According to a story by Todd Gillman of the Dallas Morning News (registration required), DeLay's legal defense fund's receipts slowed to just $50,000 in the first quarter of this year, as compared to the $430,000 it took in for the last half of 2004. Since a major source of funds for his legal defense is members of Congress, you can't help but put one and one together and conclude that members of Congress don't want to be associated with him or his legal defense.
Also, American Progress Action Fund released a series of reports on DeLay's paybacks to various industries and called on activists to demand that specific companies cut off their ties with DeLay. (My favorite is the one linked to "paybacks" -- we had something to do with that research and ran a radio ad on it last year in DeLay's district.) Gillman writes:
The latest barrage came Wednesday from the Center for American Progress. The Democratic think tank, founded by Bill Clinton's former chief of staff, John Podesta, launched a campaign to try to embarrass corporations that have helped pay Mr. DeLay's legal bills. Its new Web site, www.dropthehammer.org, spotlights donations from American Airlines, Bacardi USA, Nissan USA, RJ Reynolds and Verizon, and some of the legislation those companies have sought help with over the years.

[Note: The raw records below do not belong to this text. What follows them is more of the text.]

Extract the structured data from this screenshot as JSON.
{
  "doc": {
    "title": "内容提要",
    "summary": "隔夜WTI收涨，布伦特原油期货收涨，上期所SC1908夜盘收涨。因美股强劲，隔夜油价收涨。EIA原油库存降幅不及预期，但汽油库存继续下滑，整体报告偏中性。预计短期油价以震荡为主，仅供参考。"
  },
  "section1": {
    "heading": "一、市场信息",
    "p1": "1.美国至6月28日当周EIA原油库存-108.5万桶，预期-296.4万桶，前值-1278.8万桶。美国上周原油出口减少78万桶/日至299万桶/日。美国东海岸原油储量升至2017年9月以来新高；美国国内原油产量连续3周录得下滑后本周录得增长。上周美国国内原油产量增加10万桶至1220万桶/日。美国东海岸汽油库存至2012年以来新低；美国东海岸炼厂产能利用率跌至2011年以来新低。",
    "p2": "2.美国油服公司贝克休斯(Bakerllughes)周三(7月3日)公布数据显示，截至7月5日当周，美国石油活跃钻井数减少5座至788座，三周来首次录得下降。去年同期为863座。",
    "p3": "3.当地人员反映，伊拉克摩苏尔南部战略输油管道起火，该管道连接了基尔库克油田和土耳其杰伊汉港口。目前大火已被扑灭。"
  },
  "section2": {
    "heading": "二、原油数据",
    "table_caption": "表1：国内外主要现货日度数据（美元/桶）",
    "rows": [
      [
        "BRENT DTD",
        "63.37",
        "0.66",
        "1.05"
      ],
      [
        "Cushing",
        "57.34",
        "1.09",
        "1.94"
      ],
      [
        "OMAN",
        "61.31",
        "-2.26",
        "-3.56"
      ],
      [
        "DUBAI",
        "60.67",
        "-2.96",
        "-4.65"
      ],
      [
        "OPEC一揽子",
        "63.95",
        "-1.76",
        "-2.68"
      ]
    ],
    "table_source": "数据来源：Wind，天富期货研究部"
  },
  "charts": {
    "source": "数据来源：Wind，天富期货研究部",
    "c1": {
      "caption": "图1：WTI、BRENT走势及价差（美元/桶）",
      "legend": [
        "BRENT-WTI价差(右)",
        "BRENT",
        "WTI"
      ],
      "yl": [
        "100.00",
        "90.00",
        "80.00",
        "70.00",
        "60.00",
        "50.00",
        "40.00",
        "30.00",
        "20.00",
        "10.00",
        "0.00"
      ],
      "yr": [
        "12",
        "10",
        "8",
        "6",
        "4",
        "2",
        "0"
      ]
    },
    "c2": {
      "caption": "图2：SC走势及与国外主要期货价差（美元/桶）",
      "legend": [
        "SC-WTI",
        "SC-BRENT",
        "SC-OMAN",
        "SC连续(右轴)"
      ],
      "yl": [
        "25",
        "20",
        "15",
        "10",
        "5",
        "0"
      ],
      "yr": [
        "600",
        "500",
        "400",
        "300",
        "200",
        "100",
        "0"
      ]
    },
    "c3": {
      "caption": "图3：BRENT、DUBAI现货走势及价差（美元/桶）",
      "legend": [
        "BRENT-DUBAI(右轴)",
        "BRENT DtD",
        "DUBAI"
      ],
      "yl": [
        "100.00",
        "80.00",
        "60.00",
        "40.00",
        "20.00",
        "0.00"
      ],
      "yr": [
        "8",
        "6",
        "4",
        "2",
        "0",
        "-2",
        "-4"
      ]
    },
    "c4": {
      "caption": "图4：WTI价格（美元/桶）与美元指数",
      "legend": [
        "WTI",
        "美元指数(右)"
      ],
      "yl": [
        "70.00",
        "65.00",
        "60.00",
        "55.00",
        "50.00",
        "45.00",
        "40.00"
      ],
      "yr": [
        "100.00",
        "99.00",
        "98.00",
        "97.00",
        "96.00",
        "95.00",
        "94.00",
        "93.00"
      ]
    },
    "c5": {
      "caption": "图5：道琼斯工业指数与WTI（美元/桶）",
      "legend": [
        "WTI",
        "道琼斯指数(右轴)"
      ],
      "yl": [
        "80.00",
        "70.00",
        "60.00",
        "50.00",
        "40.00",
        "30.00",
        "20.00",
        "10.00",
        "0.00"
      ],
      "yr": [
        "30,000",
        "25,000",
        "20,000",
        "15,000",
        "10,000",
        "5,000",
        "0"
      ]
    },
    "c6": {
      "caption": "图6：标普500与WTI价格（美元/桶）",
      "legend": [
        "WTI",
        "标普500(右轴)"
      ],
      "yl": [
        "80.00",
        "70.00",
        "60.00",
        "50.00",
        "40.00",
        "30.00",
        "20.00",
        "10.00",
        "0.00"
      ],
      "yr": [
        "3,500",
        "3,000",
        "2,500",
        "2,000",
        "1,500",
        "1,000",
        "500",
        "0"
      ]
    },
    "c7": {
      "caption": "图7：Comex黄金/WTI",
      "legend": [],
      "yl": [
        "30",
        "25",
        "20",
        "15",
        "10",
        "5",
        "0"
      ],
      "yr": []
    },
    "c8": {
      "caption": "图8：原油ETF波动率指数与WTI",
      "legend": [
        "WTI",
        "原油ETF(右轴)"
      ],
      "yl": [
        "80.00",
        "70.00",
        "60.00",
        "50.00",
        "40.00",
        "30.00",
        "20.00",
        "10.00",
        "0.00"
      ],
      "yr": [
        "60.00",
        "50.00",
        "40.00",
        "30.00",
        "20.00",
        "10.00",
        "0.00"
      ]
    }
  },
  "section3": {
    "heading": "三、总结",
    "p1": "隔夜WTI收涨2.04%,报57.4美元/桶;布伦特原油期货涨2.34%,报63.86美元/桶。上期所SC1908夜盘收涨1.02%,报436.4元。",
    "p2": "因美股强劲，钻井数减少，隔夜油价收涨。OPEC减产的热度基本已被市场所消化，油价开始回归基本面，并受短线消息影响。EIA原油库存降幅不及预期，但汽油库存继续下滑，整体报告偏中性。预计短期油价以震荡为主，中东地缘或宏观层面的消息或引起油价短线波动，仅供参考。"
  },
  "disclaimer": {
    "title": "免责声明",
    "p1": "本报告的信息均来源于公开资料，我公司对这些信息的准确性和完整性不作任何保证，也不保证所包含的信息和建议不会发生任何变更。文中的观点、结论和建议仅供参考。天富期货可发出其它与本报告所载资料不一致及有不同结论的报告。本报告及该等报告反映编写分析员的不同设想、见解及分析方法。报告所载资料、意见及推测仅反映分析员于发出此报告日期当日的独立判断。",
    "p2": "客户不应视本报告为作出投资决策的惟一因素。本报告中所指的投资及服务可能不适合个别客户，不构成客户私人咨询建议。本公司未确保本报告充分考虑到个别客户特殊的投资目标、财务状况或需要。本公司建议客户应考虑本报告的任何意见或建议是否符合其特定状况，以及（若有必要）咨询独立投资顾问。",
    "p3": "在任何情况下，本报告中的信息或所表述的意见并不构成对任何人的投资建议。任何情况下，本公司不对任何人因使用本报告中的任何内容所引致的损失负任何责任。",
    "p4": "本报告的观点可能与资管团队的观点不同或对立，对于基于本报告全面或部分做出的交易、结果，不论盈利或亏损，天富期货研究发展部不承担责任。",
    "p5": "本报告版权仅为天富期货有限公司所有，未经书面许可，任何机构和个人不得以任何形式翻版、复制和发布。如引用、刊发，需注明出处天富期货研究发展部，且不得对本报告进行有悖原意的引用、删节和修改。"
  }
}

"Consumers shouldn't have to facilitate Tom DeLay's unethical behavior with their purchases," said Laura Nichols, a vice president of the center. "We demand that these companies ask for their money back and drop their support of Tom DeLay."
At American Airlines, which gave $5,000 in late 2002, spokesman Tim Wagner said that "we were told that Mr. DeLay, a member of Congress from our headquarters state of Texas, was facing substantial legal bills that he was unable to pay personally because of their size and his limited resources." He added that American made no further donations.
None of the other four companies responded to messages.